The Arab League has scheduled an emergency meeting Sunday to discuss the situation. Moussa also said Arab League member Libya will call on fellow members of the United Nations Security Council to meet as soon as possible to deal with the situation in Gaza.
Egypt condemned the airstrikes as well, and said it would open its border with Gaza to allow some of the wounded to be brought out.
Protesters in Jordan's capital, Amman, condemned the air raids.
Israel's foreign minister, Tzipi Livni, defended her country's actions and called for the support and understanding of the international community.
|Tzipi Livni (file photo)|
"The international community understands that Hamas is an extreme Islamist organization that spreads its hatred in the entire region, which is being supported by Iran," she said. "And the international community needs to understand that this is the translation of the right of Israel to defend itself, that there is no other alternative and we are doing what we need to do in order to defend our citizens."
Elsewhere, the U.N., British Prime Minister Gordon Brown, European Union foreign policy chief Javier Solana and special Mideast envoy Tony Blair all called for an immediate restoration of calm.
Vatican spokesman the Rev.

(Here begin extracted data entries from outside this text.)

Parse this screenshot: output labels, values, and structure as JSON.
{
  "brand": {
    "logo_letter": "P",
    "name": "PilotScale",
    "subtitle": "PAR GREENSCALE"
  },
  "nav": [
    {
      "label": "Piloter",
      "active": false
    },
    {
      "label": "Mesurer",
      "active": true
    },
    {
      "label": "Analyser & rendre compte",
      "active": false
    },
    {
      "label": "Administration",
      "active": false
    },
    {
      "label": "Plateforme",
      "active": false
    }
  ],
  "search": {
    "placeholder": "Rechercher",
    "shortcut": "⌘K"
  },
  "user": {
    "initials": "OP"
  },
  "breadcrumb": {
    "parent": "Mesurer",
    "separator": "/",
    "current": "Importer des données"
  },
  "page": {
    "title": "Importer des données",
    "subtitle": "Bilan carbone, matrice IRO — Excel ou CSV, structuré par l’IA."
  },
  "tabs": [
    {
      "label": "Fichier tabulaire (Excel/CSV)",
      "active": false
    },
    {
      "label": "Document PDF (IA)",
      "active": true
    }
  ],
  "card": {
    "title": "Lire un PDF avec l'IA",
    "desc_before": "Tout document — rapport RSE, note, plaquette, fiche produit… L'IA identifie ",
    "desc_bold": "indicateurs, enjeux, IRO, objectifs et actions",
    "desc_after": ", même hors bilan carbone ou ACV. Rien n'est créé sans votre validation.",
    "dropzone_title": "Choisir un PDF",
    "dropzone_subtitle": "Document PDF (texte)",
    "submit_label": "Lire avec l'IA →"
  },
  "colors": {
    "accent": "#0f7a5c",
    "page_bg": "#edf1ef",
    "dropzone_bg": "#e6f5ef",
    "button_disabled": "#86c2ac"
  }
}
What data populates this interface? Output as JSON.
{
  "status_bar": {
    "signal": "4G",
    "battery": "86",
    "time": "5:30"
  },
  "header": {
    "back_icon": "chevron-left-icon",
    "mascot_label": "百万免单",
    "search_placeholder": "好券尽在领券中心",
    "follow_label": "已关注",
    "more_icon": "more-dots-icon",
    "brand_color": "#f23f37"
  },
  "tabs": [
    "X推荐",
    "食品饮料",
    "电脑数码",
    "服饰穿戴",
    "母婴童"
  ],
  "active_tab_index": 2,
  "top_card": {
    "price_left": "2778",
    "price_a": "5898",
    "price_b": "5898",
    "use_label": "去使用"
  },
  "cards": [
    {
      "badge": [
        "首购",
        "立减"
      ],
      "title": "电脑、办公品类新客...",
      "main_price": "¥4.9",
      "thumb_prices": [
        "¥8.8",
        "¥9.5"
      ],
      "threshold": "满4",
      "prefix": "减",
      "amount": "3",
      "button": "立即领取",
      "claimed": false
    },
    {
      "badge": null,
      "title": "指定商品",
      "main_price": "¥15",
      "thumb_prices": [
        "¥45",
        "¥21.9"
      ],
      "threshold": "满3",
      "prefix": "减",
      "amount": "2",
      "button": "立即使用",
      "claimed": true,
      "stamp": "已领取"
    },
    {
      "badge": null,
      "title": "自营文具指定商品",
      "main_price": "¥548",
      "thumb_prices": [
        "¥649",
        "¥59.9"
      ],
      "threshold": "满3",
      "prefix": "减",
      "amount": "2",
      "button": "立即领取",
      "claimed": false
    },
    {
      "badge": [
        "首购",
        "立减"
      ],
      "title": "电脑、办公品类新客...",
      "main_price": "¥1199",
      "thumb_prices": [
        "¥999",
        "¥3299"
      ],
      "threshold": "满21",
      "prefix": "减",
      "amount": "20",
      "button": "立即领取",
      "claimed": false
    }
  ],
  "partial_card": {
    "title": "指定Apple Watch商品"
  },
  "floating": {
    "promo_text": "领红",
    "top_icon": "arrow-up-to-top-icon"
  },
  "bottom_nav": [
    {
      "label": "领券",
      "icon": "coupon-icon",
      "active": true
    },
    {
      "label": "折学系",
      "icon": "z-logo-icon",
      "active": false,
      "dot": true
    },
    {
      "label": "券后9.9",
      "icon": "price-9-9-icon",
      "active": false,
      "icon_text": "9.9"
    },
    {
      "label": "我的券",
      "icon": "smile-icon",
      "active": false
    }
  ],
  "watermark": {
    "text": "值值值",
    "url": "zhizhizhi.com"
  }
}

Federico Lombardi urged Israelis and Palestinians to "look for a different way out, even though it seems impossible."
The United States urged Israel to avoid civilian casualties, and said Hamas must stop firing rockets into Israel.
Russia also called on Hamas to halt the rocket attacks, and urged Israel to halt its military operation in Gaza.
However, there is no indication that the Israelis are ready to pull back from Gaza. When a reporter asked Israeli Defense Minister Ehud Barak how long the military operation would take, he responded, "It will take time" and it will "widen as necessary."